CUHK-AIM-Group / CLIFF

[ECCV' 24] CLIFF: Continual Latent Diffusion for Open-Vocabulary Object Detection
MIT License
16 stars 0 forks source link

the differences between the three training stages in the `train.sh` file. #4

Closed LTaiQin closed 1 week ago

LTaiQin commented 3 weeks ago

Hello, I'm very interested in your project! However, I'm unsure about the differences between the three training stages in the train.sh file. Could you please explain the differences between obj2txt_stage1, obj2img2txt_stage2, and obj2img2txt_final? Thank you for your help!

wymanCV commented 1 week ago

Hi, thank you so much for your interest in our work! Sorry for the late reply, as I have been busy with some emergent stuff recently.

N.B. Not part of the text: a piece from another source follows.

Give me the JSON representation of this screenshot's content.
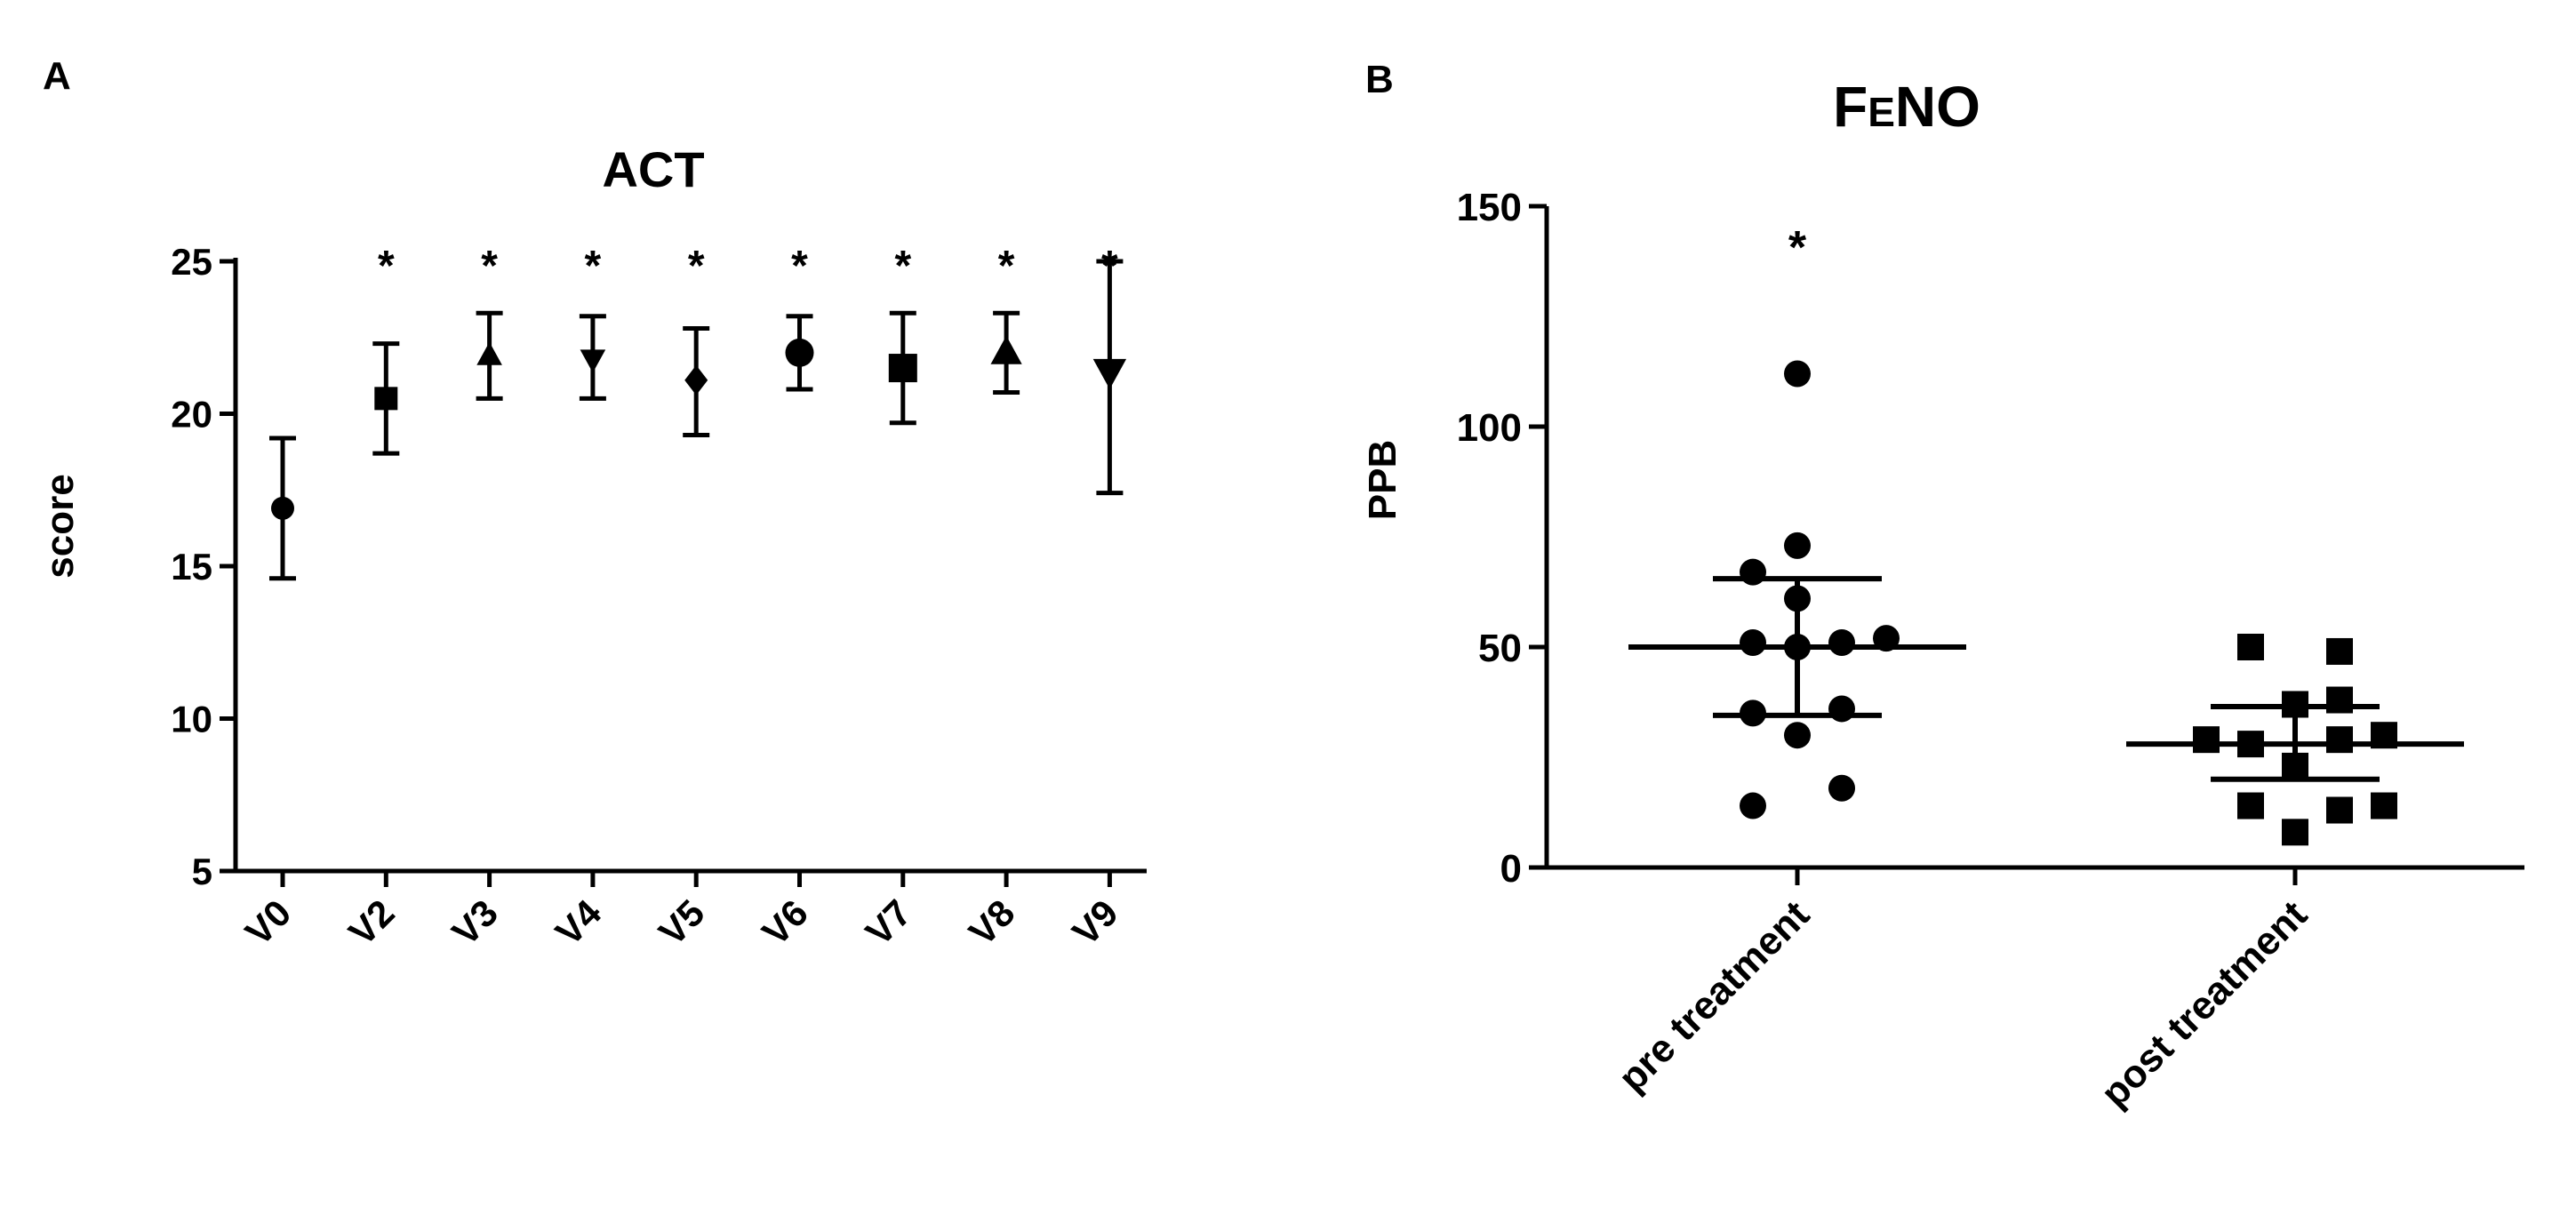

The different training stages are similar to our baseline framework OVD. obj2txt_stage1 does not use extra class-agnostic proposals for the object-to-image diffusion (similar role as the Region-based Knowledge Distillation in OVD), while obj2img2txt_stage2 uses them. obj2img2txt_final is based on obj2img2txt_stage2 by adding a larger loss weight and a smaller learning rate as a fine-tuning stage for our final model, which makes the novel-class performance more stable in our experiments. Hope this can help, thank you!

Yours Wuyang

LTaiQin commented 1 week ago

Thank you so much for taking the time to respond to my question! Your guidance is extremely helpful, and I appreciate your effort in providing such a clear explanation. Thanks for your support and for sharing your work with the community!